Этот амбициозный приятель и ровесник знаменитого революционного генерала Моро, обладал импозантной внешностью: высокий, стройный, с длинными локонами иссиня-черных волос, крупным орлиным носом, сверкающими глазами и очень красивыми… ногами. Недаром еще на заре его военной карьеры сослуживцы ехидно прозвали его «Сержант-красивая ножка»!

Вот уже два века о нем принято писать или саркастически, либо уважительно, поскольку его главный оппонент-«узник» о-ва Св. Елены генерал Бонапарт признавал, что «… я могу обвинять его лишь в неблагодарности, но не в измене». И это при том, что в ту пору бывший французский император уже предпочитал со всеми своими недругами (и тем более, «коллегами по ремеслу»! ) сводить счеты, выставляя их в самом неприглядном виде!

Так, кто же он на самом деле — Жан-Поль-Батист Бернадотт, единственный из всех своих французских «собратьев по оружию» той поры, ухитрившийся ухватить «жар-птицу» за хвост и стать королем Швеции и Норвегии Карлом XIV Юханом?

Так случилось, что один из самых знаменитых полководцев Франции появился на свет, когда его родина, «не солоно хлебавши», выходила из самого грандиозного военного «мероприятия» XVIII века — Семилетней войны (1757—1763). Несмотря на то, что первые упоминания о Бернадоттах относятся к XVI в. и семейство Бернадоттов было зажиточным и почтенным, но о дворянстве говорить не приходится. Хотя его мать, и была урожденной де Сен-Жан, но всего лишь дочерью фермера, впрочем, достаточно состоятельного и влиятельного в своем округе.

Между прочим, современные историки полагают, что все предки Жана-Поля-Батиста по отцовской линии принадлежали к простому слою ремесленников, а приставка «де» у его матери, как впрочем, и у всех женщин, вступавших в брак с Бернадоттами (это всего лишь название дома, из которого они происходили), вряд ли говорила о ее дворянском происхождении, скорее, нося чисто декоративный характер. По сути дела, отец будущего маршала Франции был первым в роду, кто сумел если не «выбиться в люди», то, по крайней мере, стать уважаемым человеком в своем провинциальном городке…

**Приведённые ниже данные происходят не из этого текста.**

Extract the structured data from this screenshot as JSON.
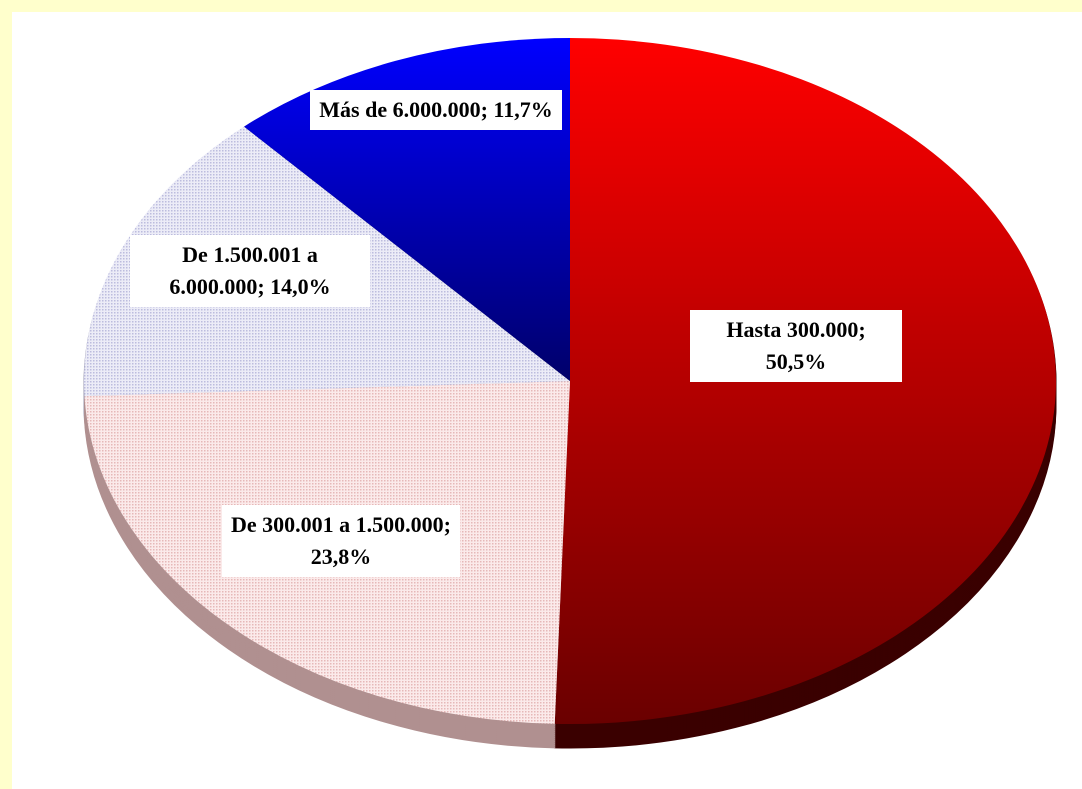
{
  "chart_data": {
    "type": "pie",
    "categories": [
      "Hasta 300.000",
      "De 300.001 a 1.500.000",
      "De 1.500.001 a 6.000.000",
      "Más de 6.000.000"
    ],
    "values": [
      50.5,
      23.8,
      14.0,
      11.7
    ],
    "value_labels": [
      "50,5%",
      "23,8%",
      "14,0%",
      "11,7%"
    ],
    "label_separator": "; ",
    "colors": [
      "#e00000",
      "#f4d4d4",
      "#d8d8ee",
      "#0000e0"
    ]
  }
}
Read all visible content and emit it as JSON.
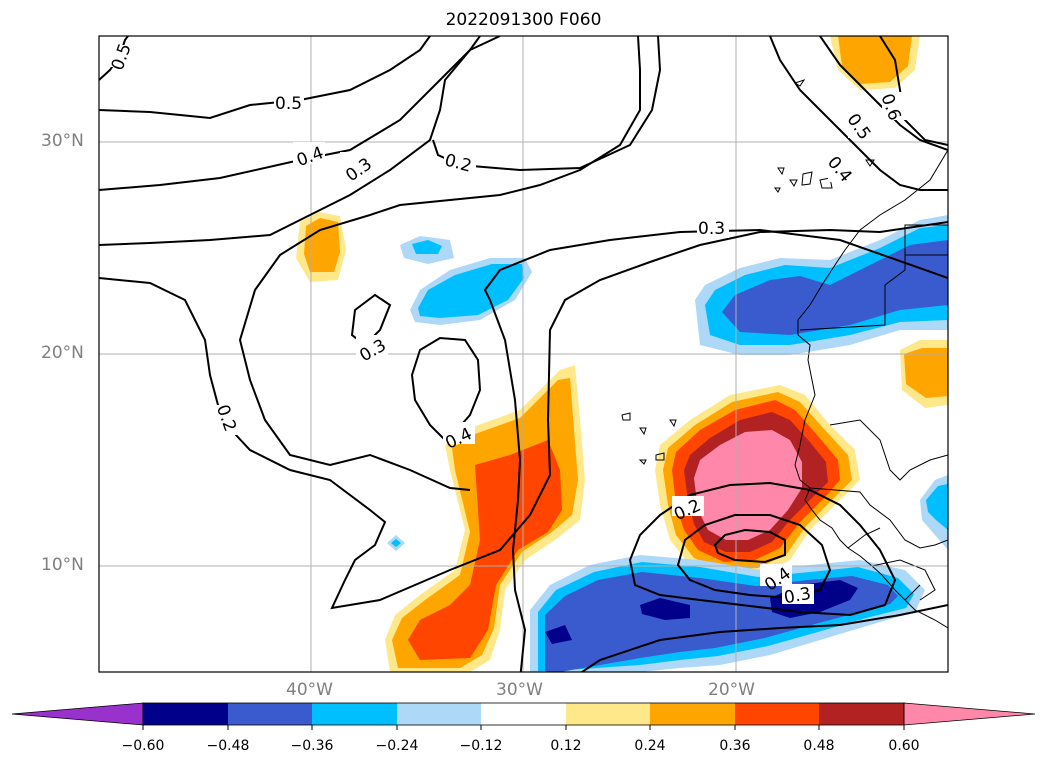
{
  "title": "2022091300 F060",
  "map": {
    "lat_labels": [
      {
        "text": "30°N",
        "lat": 30
      },
      {
        "text": "20°N",
        "lat": 20
      },
      {
        "text": "10°N",
        "lat": 10
      }
    ],
    "lon_labels": [
      {
        "text": "40°W",
        "lon": -40
      },
      {
        "text": "30°W",
        "lon": -30
      },
      {
        "text": "20°W",
        "lon": -20
      }
    ],
    "extent": {
      "lon_min": -50,
      "lon_max": -10,
      "lat_min": 5,
      "lat_max": 35
    },
    "grid": true
  },
  "contours": {
    "label_values": [
      "0.5",
      "0.5",
      "0.4",
      "0.3",
      "0.2",
      "0.3",
      "0.3",
      "0.2",
      "0.4",
      "0.6",
      "0.5",
      "0.4",
      "0.2",
      "0.4",
      "0.3"
    ]
  },
  "colorbar": {
    "ticks": [
      "−0.60",
      "−0.48",
      "−0.36",
      "−0.24",
      "−0.12",
      "0.12",
      "0.24",
      "0.36",
      "0.48",
      "0.60"
    ],
    "colors": [
      "#9932cc",
      "#00008b",
      "#3a5bcd",
      "#00bfff",
      "#add8f7",
      "#ffffff",
      "#ffe88a",
      "#ffa500",
      "#ff4500",
      "#b22222",
      "#ff88aa"
    ],
    "extend": "both"
  }
}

Родившийся в г. По (Беарн, провинция Наварра, что на границе Франции и Испании) Жан-Поль-Батист — последний (пятый) ребенок в семье почтенного стряпчего или делопроизводителя (порой, в разноплановой литературе идет речь об адвокате) Анри Бернадотта (1711—1780), не имевшего дворянского звания и Жанны де Сен-Жан (Венсан) (1728—1809). К моменту его появления на свет двое из четырех появившихся ранее в этой семье детей уже умерли. Ребенок родился настолько хилым, что по настоянию родителей младенца крестили уже на следующее утро. Таким образом, супруги надеялись уберечь малыша от ранней смерти, что было не таким уж и редким явлением в то время, в том числе, и в их весьма обеспеченной семье.

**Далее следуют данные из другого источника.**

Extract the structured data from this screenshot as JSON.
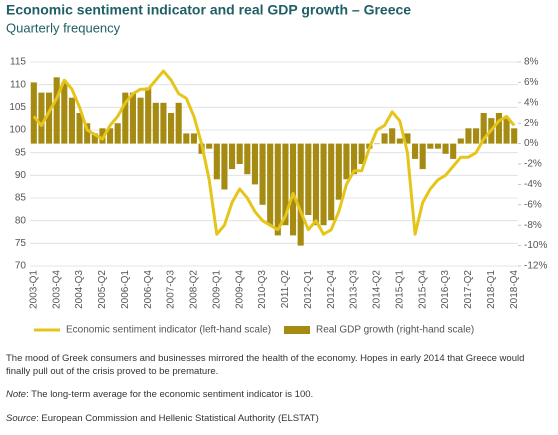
{
  "chart_data": {
    "type": "bar-line",
    "title": "Economic sentiment indicator and real GDP growth – Greece",
    "subtitle": "Quarterly frequency",
    "categories": [
      "2003-Q1",
      null,
      null,
      "2003-Q4",
      null,
      null,
      "2004-Q3",
      null,
      null,
      "2005-Q2",
      null,
      null,
      "2006-Q1",
      null,
      null,
      "2006-Q4",
      null,
      null,
      "2007-Q3",
      null,
      null,
      "2008-Q2",
      null,
      null,
      "2009-Q1",
      null,
      null,
      "2009-Q4",
      null,
      null,
      "2010-Q3",
      null,
      null,
      "2011-Q2",
      null,
      null,
      "2012-Q1",
      null,
      null,
      "2012-Q4",
      null,
      null,
      "2013-Q3",
      null,
      null,
      "2014-Q2",
      null,
      null,
      "2015-Q1",
      null,
      null,
      "2015-Q4",
      null,
      null,
      "2016-Q3",
      null,
      null,
      "2017-Q2",
      null,
      null,
      "2018-Q1",
      null,
      null,
      "2018-Q4"
    ],
    "series": [
      {
        "name": "Real GDP growth (right-hand scale)",
        "type": "bar",
        "axis": "y2",
        "color": "#a68b12",
        "values": [
          6,
          5,
          5,
          6.5,
          6,
          4.5,
          3,
          2,
          1,
          1.5,
          1.5,
          2,
          5,
          5,
          4.5,
          5.5,
          4,
          4,
          3,
          4,
          1,
          1,
          -1,
          -0.5,
          -3.5,
          -4.5,
          -2.5,
          -2,
          -3,
          -4,
          -6,
          -8,
          -9,
          -8,
          -9,
          -10,
          -7,
          -8,
          -8,
          -7.5,
          -5.5,
          -3.5,
          -3,
          -2,
          -0.5,
          0,
          1,
          1.5,
          0.5,
          1,
          -1.5,
          -2.5,
          -0.5,
          -0.5,
          -1,
          -1.5,
          0.5,
          1.5,
          1.5,
          3,
          2.5,
          3,
          2.5,
          1.5
        ]
      },
      {
        "name": "Economic sentiment indicator (left-hand scale)",
        "type": "line",
        "axis": "y",
        "color": "#e5c51a",
        "values": [
          103,
          101,
          104,
          107,
          111,
          109,
          105,
          100,
          99,
          98,
          101,
          103,
          106,
          108,
          109,
          109,
          111,
          113,
          111,
          108,
          107,
          103,
          97,
          89,
          77,
          79,
          84,
          87,
          85,
          82,
          80,
          79,
          78,
          81,
          86,
          82,
          78,
          80,
          77,
          78,
          82,
          88,
          91,
          91,
          96,
          100,
          101,
          104,
          102,
          95,
          77,
          84,
          87,
          89,
          90,
          92,
          94,
          94,
          95,
          98,
          100,
          102,
          103,
          101
        ]
      }
    ],
    "ylim": [
      70,
      115
    ],
    "yticks": [
      70,
      75,
      80,
      85,
      90,
      95,
      100,
      105,
      110,
      115
    ],
    "y2lim": [
      -12,
      8
    ],
    "y2ticks": [
      {
        "value": -12,
        "label": "-12%"
      },
      {
        "value": -10,
        "label": "-10%"
      },
      {
        "value": -8,
        "label": "-8%"
      },
      {
        "value": -6,
        "label": "-6%"
      },
      {
        "value": -4,
        "label": "-4%"
      },
      {
        "value": -2,
        "label": "-2%"
      },
      {
        "value": 0,
        "label": "0%"
      },
      {
        "value": 2,
        "label": "2%"
      },
      {
        "value": 4,
        "label": "4%"
      },
      {
        "value": 6,
        "label": "6%"
      },
      {
        "value": 8,
        "label": "8%"
      }
    ],
    "grid": true,
    "legend": "bottom"
  },
  "text": {
    "paragraph": "The mood of Greek consumers and businesses mirrored the health of the economy. Hopes in early 2014 that Greece would finally pull out of the crisis proved to be premature.",
    "note_label": "Note",
    "note": ": The long-term average for the economic sentiment indicator is 100.",
    "source_label": "Source",
    "source": ": European Commission and Hellenic Statistical Authority (ELSTAT)"
  }
}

У Жана-Поля-Батиста были еще старший брат Жан-Евангелист (1756 — 1813) и старшая сестра Мари (1759—1796?). Они не только не пережили своего знаменитого младшего братца, но и ничем особенным в историю не вошли. Зато его благосклонностью оба пользовались весьма активно. Брат в 1810 г. стал бароном Империи, «хранителем вод и лесов» (что-то типа лесничего?), получал приличную пенсию и оставил после себя пару дочерей и сына (Франсуа?), который в ходе ретирады из России Великой армии в 1812 г. вроде бы сгинул в плену на территории Лебедянского уезда Тамбовской губернии. Сегодня эта ветвь Бернадоттов вымерла.

Семья маленького и тщедушного в детстве Жана-Поля-Батиста (по прозвищу «Тит`у») жила на улице рю Тран. Нам очень мало известно о его детстве. Но вроде бы уже тогда благодаря буйному темпераменту и непокорному нраву Бернадотт-младший обзавелся парочкой заметных шрамов, украсивших его лоб. Не исключается, что он вместе с братом мог учиться в одном из лучших учебных заведений г. По — школе бенедектинских монахов. Мы не знаем, как будущей легенде французского оружия и «заодно» шведскому королю давались начальные «науки», зато рассказывали, что его любимым занятием в детстве и отрочестве было помогать кучерам (почтальонам) на почтовой станции распрягать и запрягать лошадей. В них он сызмальства знал толк и всю жизнь вплоть до старости сидел в седле, как влитой, мало уступая в этом таким признанным вольтижерам той поры, как его соплеменники-современники Мюрат, Монбренн, Лассаль, д`Опуль, Пажоль, Экзельманс и прочие «лихие клинки».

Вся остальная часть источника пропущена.